RP: Sì è finito nel '99 perché io ho seguito altre strade, sono finito con Manu (n.d.r. Manu Chao) a calcare i palcoscenici del suo tour mondiale, Però con i Mau Mau è stata una bella avventura, dal '93 al '99: circa sei anni.. In quel periodo "militavo" anche dentro ad un altro progetto, con me c'era anche Josh Sanfelici che è anche il bassista degli Aretuska.. cioè, non è solo il bassista, è anche il co-produttore, co-arrangiatore e scriviamo i pezzi insieme.

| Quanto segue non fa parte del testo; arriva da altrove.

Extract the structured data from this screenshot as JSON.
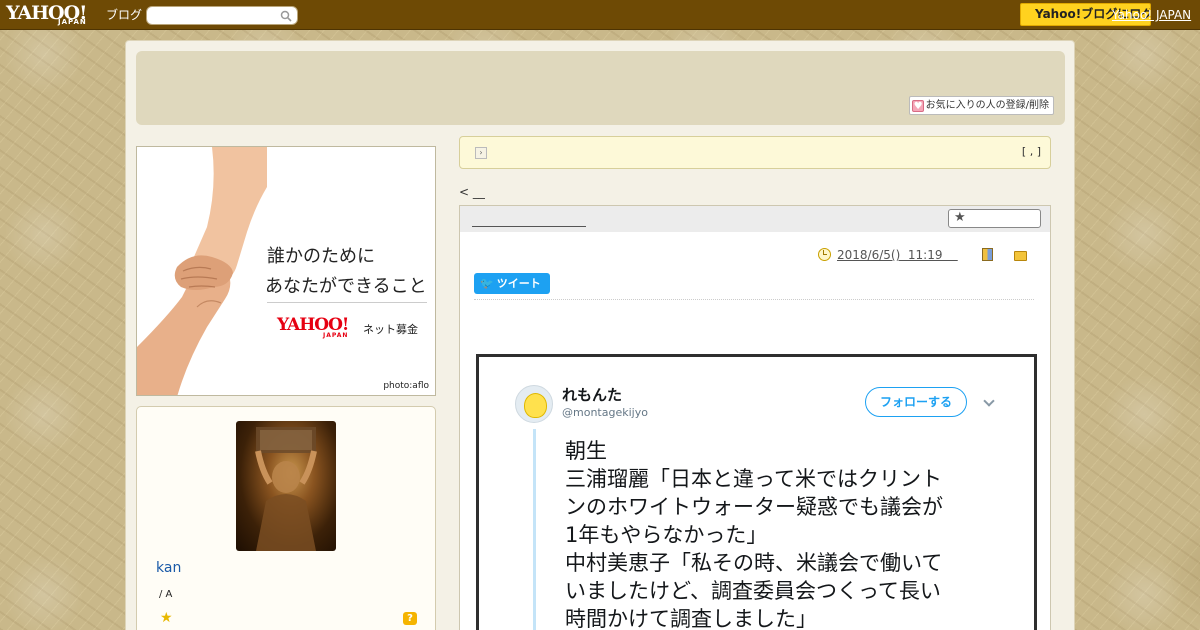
{
  "topbar": {
    "logo": "YAHOO!",
    "logo_sub": "JAPAN",
    "blog_label": "ブログ",
    "search_placeholder": "",
    "button_label": "Yahoo!ブログにログイン",
    "link_label": "Yahoo! JAPAN"
  },
  "header": {
    "favorite_button": "お気に入りの人の登録/削除"
  },
  "banner": {
    "line1": "誰かのために",
    "line2": "あなたができること",
    "logo": "YAHOO!",
    "logo_sub": "JAPAN",
    "bokin": "ネット募金",
    "credit": "photo:aflo"
  },
  "profile": {
    "name": "kan",
    "sub": "/ A",
    "help": "?"
  },
  "notice": {
    "arrow": "›",
    "bracket": "[ , ]"
  },
  "nav": {
    "prev": "< __"
  },
  "article": {
    "date": "2018/6/5()  11:19    ",
    "tweet_button": "ツイート"
  },
  "embed": {
    "name": "れもんた",
    "handle": "@montagekijyo",
    "follow": "フォローする",
    "lines": [
      "朝生",
      "三浦瑠麗「日本と違って米ではクリント",
      "ンのホワイトウォーター疑惑でも議会が",
      "1年もやらなかった」",
      "中村美恵子「私その時、米議会で働いて",
      "いましたけど、調査委員会つくって長い",
      "時間かけて調査しました」"
    ]
  },
  "colors": {
    "topbar": "#6e4a05",
    "yahoo_button": "#ffd21f",
    "twitter_blue": "#1da1f2",
    "link_blue": "#1a5aa8"
  }
}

L'ultimo album l'abbiamo fatto tutti insieme. Sì, i Mau Mau sono stati una bella esperienza che è sicuramente servita. Di tutto quello che ho fatto fin ora non rinnego nulla, da Bersani alla De Sio, da Fossati a Conte, Da Pelù a Barbarossa, ai Persiana Jones. Mi sono sempre divertito, perché alla fine questa gente m'ha chiamato per fare quello che volevo: non mi hanno mai imposto nulla, conoscevano quello che faccio e hanno chiesto il mio apporto all’interno del progetto, la mia collaborazione creativa.

4rum: Questo è bello perché vuol dire che non ti limiti a suonare e cantare, ma proponi te stesso.

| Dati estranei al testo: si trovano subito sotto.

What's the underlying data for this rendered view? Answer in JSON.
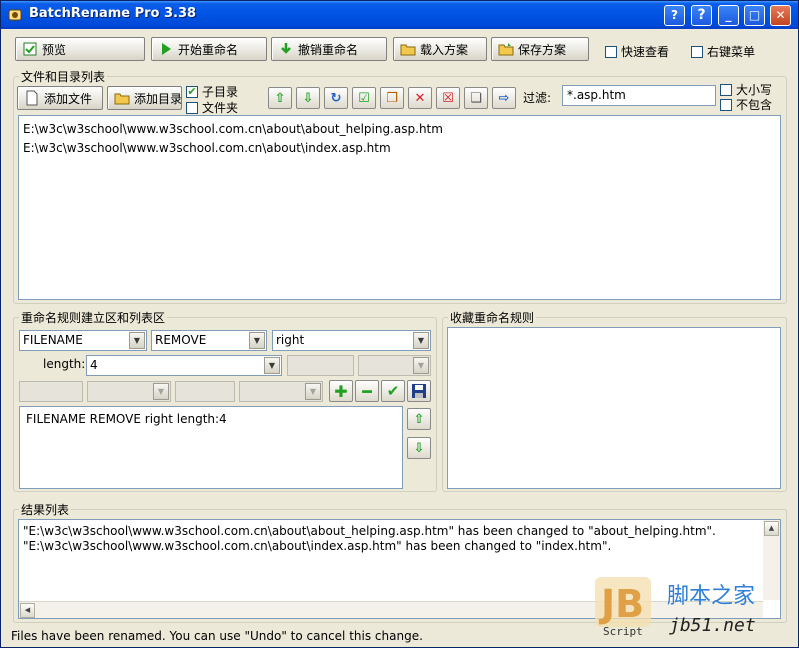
{
  "window": {
    "title": "BatchRename Pro 3.38"
  },
  "toolbar": {
    "preview": "预览",
    "start_rename": "开始重命名",
    "undo_rename": "撤销重命名",
    "load_scheme": "载入方案",
    "save_scheme": "保存方案",
    "quick_view": "快速查看",
    "context_menu": "右键菜单"
  },
  "files": {
    "group_title": "文件和目录列表",
    "add_file": "添加文件",
    "add_folder": "添加目录",
    "subfolder_label": "子目录",
    "subfolder_checked": true,
    "folder_label": "文件夹",
    "folder_checked": false,
    "filter_label": "过滤:",
    "filter_value": "*.asp.htm",
    "case_label": "大小写",
    "exclude_label": "不包含",
    "items": [
      "E:\\w3c\\w3school\\www.w3school.com.cn\\about\\about_helping.asp.htm",
      "E:\\w3c\\w3school\\www.w3school.com.cn\\about\\index.asp.htm"
    ]
  },
  "rules": {
    "group_title": "重命名规则建立区和列表区",
    "target": "FILENAME",
    "action": "REMOVE",
    "position": "right",
    "length_label": "length:",
    "length_value": "4",
    "list": [
      "FILENAME REMOVE right length:4"
    ]
  },
  "favorites": {
    "group_title": "收藏重命名规则"
  },
  "results": {
    "group_title": "结果列表",
    "lines": [
      "\"E:\\w3c\\w3school\\www.w3school.com.cn\\about\\about_helping.asp.htm\"  has been changed to  \"about_helping.htm\".",
      "\"E:\\w3c\\w3school\\www.w3school.com.cn\\about\\index.asp.htm\"  has been changed to  \"index.htm\"."
    ]
  },
  "status": {
    "text": "Files have been renamed. You can use \"Undo\" to cancel this change."
  },
  "watermark": {
    "site_cn": "脚本之家",
    "site_url": "jb51.net",
    "script_label": "Script",
    "logo_text": "JB"
  },
  "colors": {
    "title_bar": "#0054e3",
    "accent_green": "#21a121",
    "delete_red": "#d8202a"
  }
}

RP: Ma considera che io nasco principalmente così: nasco come trombettista, come arrangiatore e come compositore, e poi ovviamente mi sono re-inventato cantante.

4rum: Trombettista in tutti i sensi! Sembri avere un certo successo con le donne.

RP: (n.d.r. ride) Sì, perché sono erotomane .. sono malato ..no, no veramente.. io lo dichiaro, come Michael Douglas! Io sono un erotomane, ho dei seri problemi se non faccio l'amore..(n.d.r. si interrompe ridendo)

4rum: Magari questa la togliamo, tanto dobbiamo sbobinare il nastro.

RP: No no, non c'è problema, scrivilo pure. L'ho già pubblicata su “Rock Star”, questa cosa qua. L'ho detto, cioè.. non me ne frega un tubo! (n.d.r. ride)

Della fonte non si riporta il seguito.